E solo una cura c’era a quel male, lo sapeva. Una cura terribile, ma c’era.
Se qualcuno dei suoi superiori le avesse detto che era una cosa giusta forse avrebbe abortito, avrebbe distrutto il frutto generato dalla violenza e dal male, prima che lui la uccidesse.
Ma nessuno le disse che era giusto.
E Maria tenne il bambino.
 
Eppure, dal giorno in cui decise che sarei nato, da quel giorno qualcosa cominciò a cambiare in lei. Si sentì, durante quei nove mesi, lentamente invadere da un profondo amore verso quella creatura che teneva in grembo, cominciava a sentirmi come parte di lei. Cominciò a provare un amore assurdo e spontaneo, inconcepibile e naturale.
Sentì suo figlio. Il suo bambino. Mi amò mentre mi preparavo a venire al mondo. Mi amò di un amore immenso, un amore più forte di lei.

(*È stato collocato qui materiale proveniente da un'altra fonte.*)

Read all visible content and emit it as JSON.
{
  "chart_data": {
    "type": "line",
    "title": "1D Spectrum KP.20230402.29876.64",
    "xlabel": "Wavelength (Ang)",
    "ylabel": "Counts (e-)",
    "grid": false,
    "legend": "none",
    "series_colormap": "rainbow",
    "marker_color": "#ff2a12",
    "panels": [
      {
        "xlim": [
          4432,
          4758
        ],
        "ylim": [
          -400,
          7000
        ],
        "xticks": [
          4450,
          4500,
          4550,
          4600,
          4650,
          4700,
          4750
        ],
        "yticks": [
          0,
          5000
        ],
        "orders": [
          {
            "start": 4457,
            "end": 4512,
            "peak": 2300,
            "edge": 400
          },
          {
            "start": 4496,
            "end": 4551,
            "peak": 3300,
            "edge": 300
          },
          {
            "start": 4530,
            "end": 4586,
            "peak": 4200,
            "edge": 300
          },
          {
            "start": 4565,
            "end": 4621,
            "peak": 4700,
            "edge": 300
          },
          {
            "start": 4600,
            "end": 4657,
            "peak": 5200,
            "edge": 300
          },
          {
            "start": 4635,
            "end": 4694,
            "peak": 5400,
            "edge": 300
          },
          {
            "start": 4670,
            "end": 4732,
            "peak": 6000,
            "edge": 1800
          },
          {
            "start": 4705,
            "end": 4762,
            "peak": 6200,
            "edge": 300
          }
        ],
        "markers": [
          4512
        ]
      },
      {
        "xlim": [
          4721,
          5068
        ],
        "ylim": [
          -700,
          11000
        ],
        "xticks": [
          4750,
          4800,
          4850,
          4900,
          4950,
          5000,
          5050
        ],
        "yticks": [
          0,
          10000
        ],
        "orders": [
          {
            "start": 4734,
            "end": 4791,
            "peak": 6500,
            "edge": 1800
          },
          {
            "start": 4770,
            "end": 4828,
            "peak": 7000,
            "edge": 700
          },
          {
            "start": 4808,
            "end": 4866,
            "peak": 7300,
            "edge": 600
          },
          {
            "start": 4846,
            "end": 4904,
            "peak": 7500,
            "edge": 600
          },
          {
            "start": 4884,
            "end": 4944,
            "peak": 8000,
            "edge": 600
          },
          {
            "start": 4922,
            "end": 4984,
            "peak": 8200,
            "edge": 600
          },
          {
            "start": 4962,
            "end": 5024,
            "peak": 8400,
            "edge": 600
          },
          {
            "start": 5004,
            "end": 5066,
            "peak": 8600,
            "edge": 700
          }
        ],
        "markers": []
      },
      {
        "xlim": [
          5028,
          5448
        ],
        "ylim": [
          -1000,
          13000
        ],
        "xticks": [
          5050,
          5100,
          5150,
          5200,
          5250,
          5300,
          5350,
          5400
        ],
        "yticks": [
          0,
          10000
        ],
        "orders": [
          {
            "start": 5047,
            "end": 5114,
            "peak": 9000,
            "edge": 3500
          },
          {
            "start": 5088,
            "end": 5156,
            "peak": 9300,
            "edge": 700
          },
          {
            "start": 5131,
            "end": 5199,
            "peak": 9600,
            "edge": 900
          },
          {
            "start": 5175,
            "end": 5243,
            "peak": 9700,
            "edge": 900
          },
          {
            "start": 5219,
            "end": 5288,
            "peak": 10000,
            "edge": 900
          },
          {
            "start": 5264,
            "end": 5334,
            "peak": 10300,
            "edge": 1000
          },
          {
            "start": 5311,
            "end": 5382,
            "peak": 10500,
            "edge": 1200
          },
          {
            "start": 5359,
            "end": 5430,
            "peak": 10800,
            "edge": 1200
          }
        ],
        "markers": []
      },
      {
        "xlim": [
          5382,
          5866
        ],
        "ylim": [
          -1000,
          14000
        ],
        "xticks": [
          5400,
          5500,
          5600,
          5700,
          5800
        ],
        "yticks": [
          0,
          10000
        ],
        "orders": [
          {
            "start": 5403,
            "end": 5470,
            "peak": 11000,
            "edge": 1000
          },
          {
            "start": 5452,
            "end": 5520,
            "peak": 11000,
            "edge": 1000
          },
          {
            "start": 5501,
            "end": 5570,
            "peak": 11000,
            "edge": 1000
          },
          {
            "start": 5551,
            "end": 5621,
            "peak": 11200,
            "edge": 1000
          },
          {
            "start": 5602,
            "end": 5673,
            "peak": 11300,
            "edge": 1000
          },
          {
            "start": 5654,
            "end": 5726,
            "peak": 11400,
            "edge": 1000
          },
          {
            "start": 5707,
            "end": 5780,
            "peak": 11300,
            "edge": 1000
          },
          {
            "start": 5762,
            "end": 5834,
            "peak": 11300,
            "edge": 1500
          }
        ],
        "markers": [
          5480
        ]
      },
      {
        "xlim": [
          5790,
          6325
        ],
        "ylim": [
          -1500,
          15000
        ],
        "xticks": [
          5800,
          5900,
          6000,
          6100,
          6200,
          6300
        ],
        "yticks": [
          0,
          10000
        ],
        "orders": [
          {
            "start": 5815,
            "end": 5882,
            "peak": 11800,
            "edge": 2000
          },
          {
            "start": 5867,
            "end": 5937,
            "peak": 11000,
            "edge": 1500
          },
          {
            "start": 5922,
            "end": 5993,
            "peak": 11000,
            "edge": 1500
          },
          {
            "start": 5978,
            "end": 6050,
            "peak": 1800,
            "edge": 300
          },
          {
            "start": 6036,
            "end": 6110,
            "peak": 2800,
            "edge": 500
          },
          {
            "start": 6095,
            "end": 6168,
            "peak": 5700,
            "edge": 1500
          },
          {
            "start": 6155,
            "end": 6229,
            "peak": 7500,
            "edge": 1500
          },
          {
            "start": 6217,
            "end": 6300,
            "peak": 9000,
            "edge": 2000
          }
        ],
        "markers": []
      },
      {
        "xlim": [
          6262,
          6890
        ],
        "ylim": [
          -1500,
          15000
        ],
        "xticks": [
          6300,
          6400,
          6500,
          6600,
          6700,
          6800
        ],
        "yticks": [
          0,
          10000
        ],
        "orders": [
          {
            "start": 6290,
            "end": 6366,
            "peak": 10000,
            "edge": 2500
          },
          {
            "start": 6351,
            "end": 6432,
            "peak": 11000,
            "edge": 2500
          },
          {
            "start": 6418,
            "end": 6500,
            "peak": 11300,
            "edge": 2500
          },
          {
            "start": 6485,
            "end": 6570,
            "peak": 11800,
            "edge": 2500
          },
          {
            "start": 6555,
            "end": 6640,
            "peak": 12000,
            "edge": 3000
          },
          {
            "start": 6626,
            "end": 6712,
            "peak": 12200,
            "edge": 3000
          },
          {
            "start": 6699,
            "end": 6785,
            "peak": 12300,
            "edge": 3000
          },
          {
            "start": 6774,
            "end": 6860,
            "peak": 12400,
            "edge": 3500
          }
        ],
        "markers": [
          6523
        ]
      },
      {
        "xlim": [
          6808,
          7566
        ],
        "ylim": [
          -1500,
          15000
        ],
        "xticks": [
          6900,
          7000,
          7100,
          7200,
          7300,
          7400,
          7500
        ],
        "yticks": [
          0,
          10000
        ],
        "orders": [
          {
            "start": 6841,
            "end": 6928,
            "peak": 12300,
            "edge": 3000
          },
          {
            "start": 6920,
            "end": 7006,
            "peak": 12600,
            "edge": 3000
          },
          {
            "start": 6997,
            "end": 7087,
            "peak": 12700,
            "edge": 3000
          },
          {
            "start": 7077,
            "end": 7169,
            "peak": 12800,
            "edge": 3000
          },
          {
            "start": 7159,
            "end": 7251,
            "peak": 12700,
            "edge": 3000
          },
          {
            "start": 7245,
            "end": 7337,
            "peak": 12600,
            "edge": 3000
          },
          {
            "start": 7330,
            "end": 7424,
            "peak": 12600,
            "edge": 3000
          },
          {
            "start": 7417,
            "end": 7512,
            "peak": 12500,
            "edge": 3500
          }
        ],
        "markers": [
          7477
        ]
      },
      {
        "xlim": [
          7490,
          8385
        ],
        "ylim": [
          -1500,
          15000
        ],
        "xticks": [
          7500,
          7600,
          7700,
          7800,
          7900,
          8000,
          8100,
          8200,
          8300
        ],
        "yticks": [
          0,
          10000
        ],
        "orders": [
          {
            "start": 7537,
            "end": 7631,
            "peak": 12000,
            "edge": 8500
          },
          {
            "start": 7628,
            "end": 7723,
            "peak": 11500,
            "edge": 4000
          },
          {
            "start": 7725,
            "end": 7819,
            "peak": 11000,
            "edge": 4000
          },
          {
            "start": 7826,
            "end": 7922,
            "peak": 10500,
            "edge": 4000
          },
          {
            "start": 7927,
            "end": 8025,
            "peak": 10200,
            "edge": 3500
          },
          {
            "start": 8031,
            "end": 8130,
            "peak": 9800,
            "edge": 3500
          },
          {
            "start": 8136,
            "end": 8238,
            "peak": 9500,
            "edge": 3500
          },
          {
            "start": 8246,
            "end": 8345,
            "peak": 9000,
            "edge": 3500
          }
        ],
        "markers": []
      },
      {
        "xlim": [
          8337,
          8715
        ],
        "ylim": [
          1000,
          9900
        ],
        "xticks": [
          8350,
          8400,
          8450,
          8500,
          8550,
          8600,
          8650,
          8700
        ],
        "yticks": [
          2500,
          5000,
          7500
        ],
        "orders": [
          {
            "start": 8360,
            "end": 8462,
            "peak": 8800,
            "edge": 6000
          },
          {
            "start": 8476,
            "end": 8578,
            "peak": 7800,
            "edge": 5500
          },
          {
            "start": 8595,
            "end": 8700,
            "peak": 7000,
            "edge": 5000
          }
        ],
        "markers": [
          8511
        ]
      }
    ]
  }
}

Non so che fine abbia fatto mio padre. Forse è morto in guerra, forse è stato ucciso, forse si è ammalato, o forse è tornato a casa, si è fatto una famiglia e ha vissuto una vecchiaia serena.
E forse, in qualche notte insonne, quegli occhi terrorizzati sono tornati a tormentarlo, di tanto in tanto.
Chissà… se ha mai pensato a mia madre.
Mia madre io non l’ho mai conosciuta.
 No, non l’ho uccisa io. Ella mi ha visto nascere, ha fatto in tempo ad allattarmi e ad accarezzarmi. Ha fatto in tempo a darmi un nome, ed ha voluto chiamarmi così. Assurdamente così.
Ma non ce l’ha fatta a sopravvivere in una condizione così anomala e contraddittoria, suora mamma. Non poteva reggere quella sua condizione opposta, notava, a quella della Vergine:
Sposa di Cristo e madre dell’uomo.
Ella è stata sopraffatta dall’Amore. Un amore più grande del male, un amore più grande di lei. Ella ha compiuto la trasformazione ed ha donato la sua vita a me,
 Dono, figlio dell’odio, adottato dall’amore.